Après la première mondiale à Québec, le film de Jean-Marc E. Roy sera présenté à Montréal en novembre et vivra dans les festivals d’ici et d’ailleurs par la suite.

« Les occasions sont plutôt rares de présenter du long-métrage documentaire indépendant. Mon film, même si c’est de la fiction, est considéré comme un documentaire », fait valoir Jean-Marc E. Roy en ajoutant que le marché des salles de cinéma est plutôt limité pour ce genre d’œuvre.

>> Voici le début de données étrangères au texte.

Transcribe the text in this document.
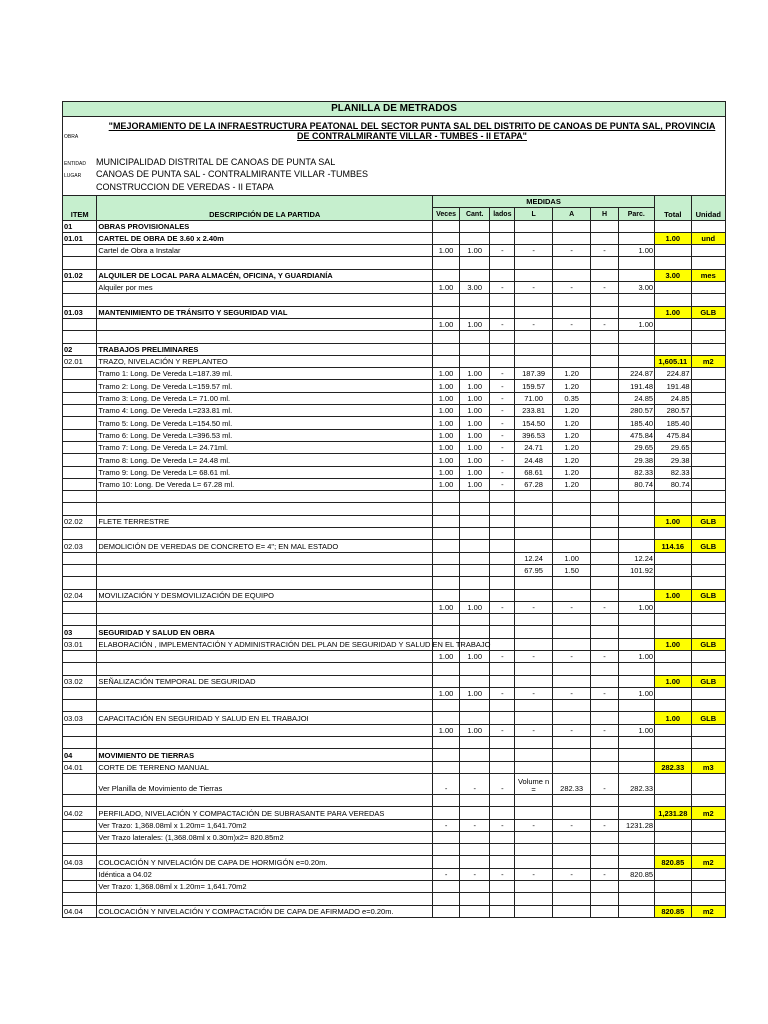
PLANILLA DE METRADOS
OBRA
"MEJORAMIENTO DE LA INFRAESTRUCTURA PEATONAL DEL SECTOR PUNTA SAL DEL DISTRITO DE CANOAS DE PUNTA SAL, PROVINCIA DE CONTRALMIRANTE VILLAR - TUMBES - II ETAPA"
ENTIDAD MUNICIPALIDAD DISTRITAL DE CANOAS DE PUNTA SAL
LUGAR CANOAS DE PUNTA SAL - CONTRALMIRANTE VILLAR -TUMBES
CONSTRUCCION DE VEREDAS - II ETAPA
ITEM	DESCRIPCIÓN DE LA PARTIDA	MEDIDAS							Total	Unidad
		Veces	Cant.	lados	L	A	H	Parc.		
01	OBRAS PROVISIONALES									
01.01	CARTEL DE OBRA DE 3.60 x 2.40m								1.00	und
	Cartel de Obra a Instalar	1.00	1.00	-	-	-	-	1.00		

01.02	ALQUILER DE LOCAL PARA ALMACÉN, OFICINA, Y GUARDIANÍA								3.00	mes
	Alquiler por mes	1.00	3.00	-	-	-	-	3.00		

01.03	MANTENIMIENTO DE TRÁNSITO Y SEGURIDAD VIAL								1.00	GLB
		1.00	1.00	-	-	-	-	1.00		

02	TRABAJOS PRELIMINARES									
02.01	TRAZO, NIVELACIÓN Y REPLANTEO								1,605.11	m2
	Tramo 1: Long. De Vereda L=187.39 ml.	1.00	1.00	-	187.39	1.20		224.87	224.87	
	Tramo 2: Long. De Vereda L=159.57 ml.	1.00	1.00	-	159.57	1.20		191.48	191.48	
	Tramo 3: Long. De Vereda L= 71.00 ml.	1.00	1.00	-	71.00	0.35		24.85	24.85	
	Tramo 4: Long. De Vereda L=233.81 ml.	1.00	1.00	-	233.81	1.20		280.57	280.57	
	Tramo 5: Long. De Vereda L=154.50 ml.	1.00	1.00	-	154.50	1.20		185.40	185.40	
	Tramo 6: Long. De Vereda L=396.53 ml.	1.00	1.00	-	396.53	1.20		475.84	475.84	
	Tramo 7: Long. De Vereda L= 24.71ml.	1.00	1.00	-	24.71	1.20		29.65	29.65	
	Tramo 8: Long. De Vereda L= 24.48 ml.	1.00	1.00	-	24.48	1.20		29.38	29.38	
	Tramo 9: Long. De Vereda L= 68.61 ml.	1.00	1.00	-	68.61	1.20		82.33	82.33	
	Tramo 10: Long. De Vereda L= 67.28 ml.	1.00	1.00	-	67.28	1.20		80.74	80.74	

02.02	FLETE TERRESTRE								1.00	GLB

02.03	DEMOLICIÓN DE VEREDAS DE CONCRETO E= 4"; EN MAL ESTADO								114.16	GLB
					12.24	1.00		12.24		
					67.95	1.50		101.92		

02.04	MOVILIZACIÓN Y DESMOVILIZACIÓN DE EQUIPO								1.00	GLB
		1.00	1.00	-	-	-	-	1.00		

03	SEGURIDAD Y SALUD EN OBRA									
03.01	ELABORACIÓN , IMPLEMENTACIÓN Y ADMINISTRACIÓN DEL PLAN DE SEGURIDAD Y SALUD EN EL TRABAJO								1.00	GLB
		1.00	1.00	-	-	-	-	1.00		

03.02	SEÑALIZACIÓN TEMPORAL DE SEGURIDAD								1.00	GLB
		1.00	1.00	-	-	-	-	1.00		

03.03	CAPACITACIÓN EN SEGURIDAD Y SALUD EN EL TRABAJOI								1.00	GLB
		1.00	1.00	-	-	-	-	1.00		

04	MOVIMIENTO DE TIERRAS									
04.01	CORTE DE TERRENO MANUAL								282.33	m3
	Ver Planilla de Movimiento de Tierras	-	-	-	Volume n =	282.33	-	282.33		

04.02	PERFILADO, NIVELACIÓN Y COMPACTACIÓN DE SUBRASANTE PARA VEREDAS								1,231.28	m2
	Ver Trazo: 1,368.08ml x 1.20m= 1,641.70m2	-	-	-	-	-	-	1231.28		
	Ver Trazo laterales: (1,368.08ml x 0.30m)x2= 820.85m2									

04.03	COLOCACIÓN Y NIVELACIÓN DE CAPA DE HORMIGÓN e=0.20m.								820.85	m2
	Idéntica a 04.02	-	-	-	-	-	-	820.85		
	Ver Trazo: 1,368.08ml x 1.20m= 1,641.70m2									

04.04	COLOCACIÓN Y NIVELACIÓN Y COMPACTACIÓN DE CAPA DE AFIRMADO e=0.20m.								820.85	m2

Distribué par Spira, le film n’avait pas de date de sortie en salle de prévue, malgré le succès d’estime que possède Jean-Marc E. Roy.

Plus généralement, il existe un problème de distribution des films dans la région. « On a de la difficulté à avoir de la diversité dans les salles de cinéma d’ici. Et même quand on en a, le film est souvent présenté pour une période vraiment courte », déplore celui qui travaille présentement sur un autre film de fiction, intitulé Bijou.